No Ocidente, avançamos em ciência e tecnologia e retrocedemos em valores humanos e espirituais. Atulhados em grandes cidades, trancafiados em apartamentos ou em casas cercadas de muros e prédios por todos os lados, já não contemplamos a natureza. Perdemos o silêncio do indígena que caminha pela floresta, em busca de caça, e distingue o canto dos pássaros. Ou do viajante que, em seu cavalo ou sua carroça, se deixa inebriar pela variedade de tons das encostas e plantações.
Vemos sem olhar, escutamos sem ouvir, falamos sem medir o peso das palavras. A vida, como mistério, declina em nossa falta de sensibilidade. O pragmatismo nos induz, célere, ao rol dos ansiosos, à antessala dos infartados, à mesa dos obesos que engolem sem mastigar.
A tradição judaica ensina-nos um conjunto de deveres – as mitzuot – que ajudam a impregnar-nos da presença divina. “Nós nos exercitamos em conservar nosso sentimento de admiração, recitando uma oração antes de tomar o alimento”, escreve A.J. Heshel. “Cada vez que bebemos um copo d’água recordamos o eterno mistério da Criação. (...) Quando desejamos comer pão ou fruta, ou, então, gozar de agradável fragrância ou de um cálice de vinho, ao saborear, pela primeira vez, a fruta da estação, ao contemplar o arco-íris ou o oceano, ao observar as árvores em flor, ao nos encontrarmos com uma pessoa douta no conhecimento da Torá ou na cultura leiga, ao receber notícias boas ou más, foi-nos ensinado invocar Seu grande nome e nossa consciência dele” (Dio alla ricerca dell’uomo, Turim, 1969).

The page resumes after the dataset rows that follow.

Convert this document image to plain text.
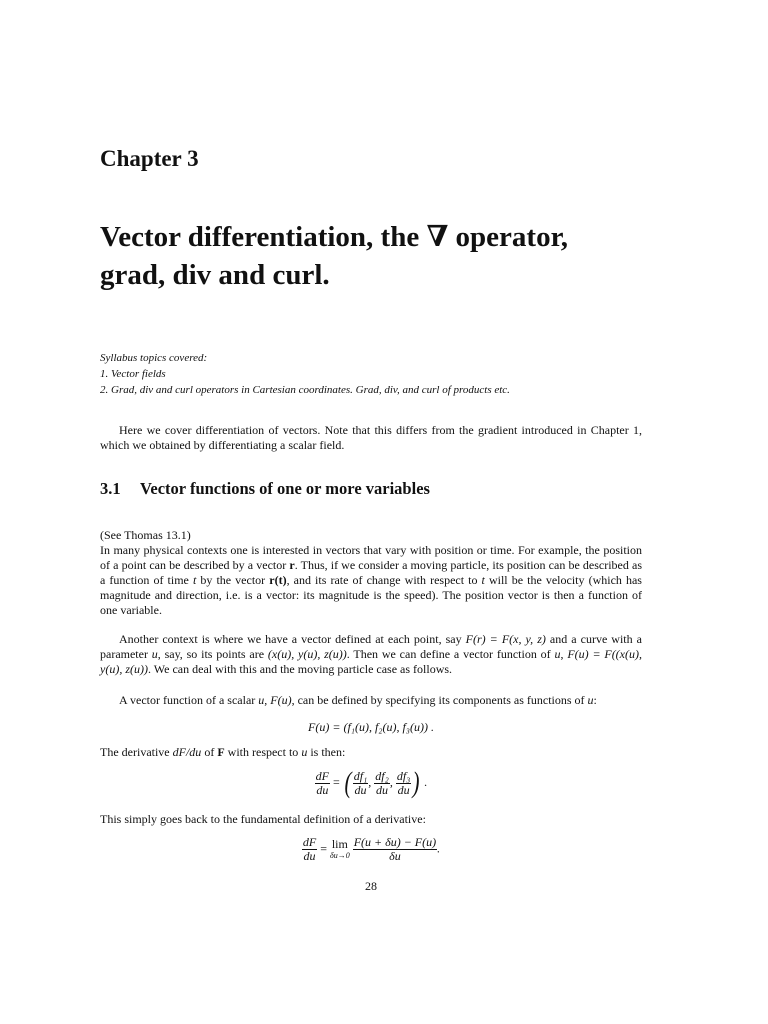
Chapter 3
Vector differentiation, the ∇ operator,
grad, div and curl.
Syllabus topics covered:
1. Vector fields
2. Grad, div and curl operators in Cartesian coordinates. Grad, div, and curl of products etc.

Here we cover differentiation of vectors. Note that this differs from the gradient introduced in Chapter 1, which we obtained by differentiating a scalar field.

3.1 Vector functions of one or more variables
(See Thomas 13.1)

In many physical contexts one is interested in vectors that vary with position or time. For example, the position of a point can be described by a vector r. Thus, if we consider a moving particle, its position can be described as a function of time t by the vector r(t), and its rate of change with respect to t will be the velocity (which has magnitude and direction, i.e. is a vector: its magnitude is the speed). The position vector is then a function of one variable.

Another context is where we have a vector defined at each point, say F(r) = F(x, y, z) and a curve with a parameter u, say, so its points are (x(u), y(u), z(u)). Then we can define a vector function of u, F(u) = F((x(u), y(u), z(u)). We can deal with this and the moving particle case as follows.

A vector function of a scalar u, F(u), can be defined by specifying its components as functions of u:

F(u) = (f₁(u), f₂(u), f₃(u)) .

The derivative dF/du of F with respect to u is then:

$\frac{dF}{du}$ = ( $\frac{\text{df₁}}{du}$ , $\frac{\text{df₂}}{du}$ , $\frac{\text{df₃}}{du}$ ) .

This simply goes back to the fundamental definition of a derivative:

$\frac{dF}{du} = \lim$
δu→0
$\frac{F(u + \delta u) - F(u)}{\delta u}$ .
28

Na liturgia cristã, os gestos são lentos para que se permita aprofundar o espírito: o vinho derramado no cálice, as ondulações suaves do canto gregoriano, os joelhos dobrados em sinal de adoração ao Senhor. Isso vale para o conjunto da vida. Na relação com o alimento, usufrui melhor quem faz, da refeição, celebração. Sem pressa ou preocupações. O que importa não é o prazer, é a felicidade.
Sentir os atos mais vulgares como aventura espiritual é um desafio proposto pelas religiões orientais. Um ocidental enche de água o copo sem ouvir o murmúrio do líquido, enquanto a cabeça permanece distante daquele momento. Um oriental, instruído na sabedoria milenar, sabe ser aqui-e-agora: copo, água, sede, gesto e atenção formam um todo e favorecem a harmonia interior.

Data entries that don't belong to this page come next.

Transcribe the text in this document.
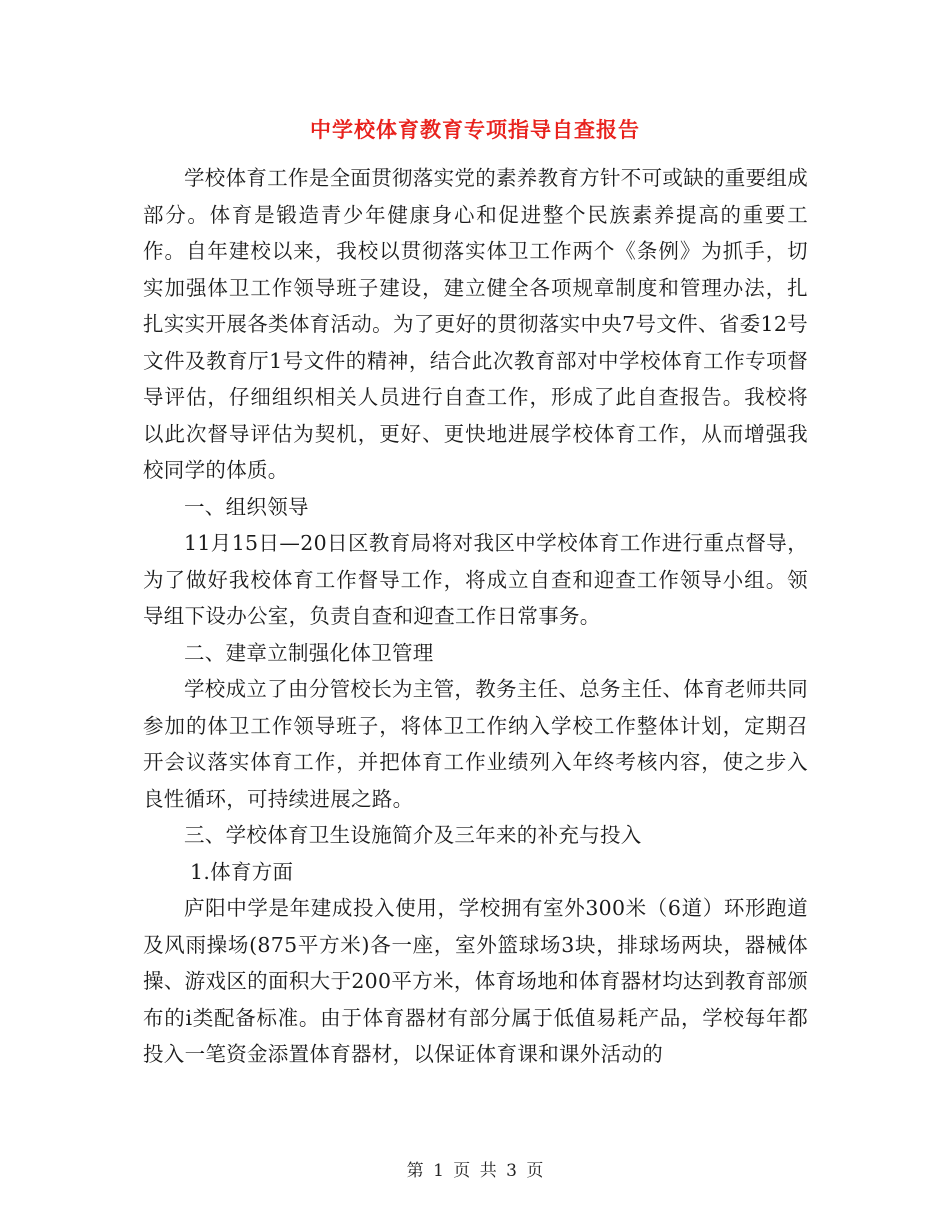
中学校体育教育专项指导自查报告

学校体育工作是全面贯彻落实党的素养教育方针不可或缺的重要组成部分。体育是锻造青少年健康身心和促进整个民族素养提高的重要工作。自年建校以来，我校以贯彻落实体卫工作两个《条例》为抓手，切实加强体卫工作领导班子建设，建立健全各项规章制度和管理办法，扎扎实实开展各类体育活动。为了更好的贯彻落实中央7号文件、省委12号文件及教育厅1号文件的精神，结合此次教育部对中学校体育工作专项督导评估，仔细组织相关人员进行自查工作，形成了此自查报告。我校将以此次督导评估为契机，更好、更快地进展学校体育工作，从而增强我校同学的体质。

一、组织领导

11月15日—20日区教育局将对我区中学校体育工作进行重点督导，为了做好我校体育工作督导工作，将成立自查和迎查工作领导小组。领导组下设办公室，负责自查和迎查工作日常事务。

二、建章立制强化体卫管理

学校成立了由分管校长为主管，教务主任、总务主任、体育老师共同参加的体卫工作领导班子，将体卫工作纳入学校工作整体计划，定期召开会议落实体育工作，并把体育工作业绩列入年终考核内容，使之步入良性循环，可持续进展之路。

三、学校体育卫生设施简介及三年来的补充与投入

1.体育方面

庐阳中学是年建成投入使用，学校拥有室外300米（6道）环形跑道及风雨操场(875平方米)各一座，室外篮球场3块，排球场两块，器械体操、游戏区的面积大于200平方米，体育场地和体育器材均达到教育部颁布的ⅰ类配备标准。由于体育器材有部分属于低值易耗产品，学校每年都投入一笔资金添置体育器材，以保证体育课和课外活动的

第 1 页 共 3 页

O sábio não corre atrás do tempo nem se deixa arrastar pelo ritmo do relógio. Ele é senhor do tempo. Em suas atividades, nunca submerge, pois se comporta “como a cortiça na água”, como sugere São João da Cruz. Ele aprendeu que só o Absoluto e suas expressões – as pessoas e a natureza - valem a pena. Tudo mais é relativo e, como tal, não merece tanta importância.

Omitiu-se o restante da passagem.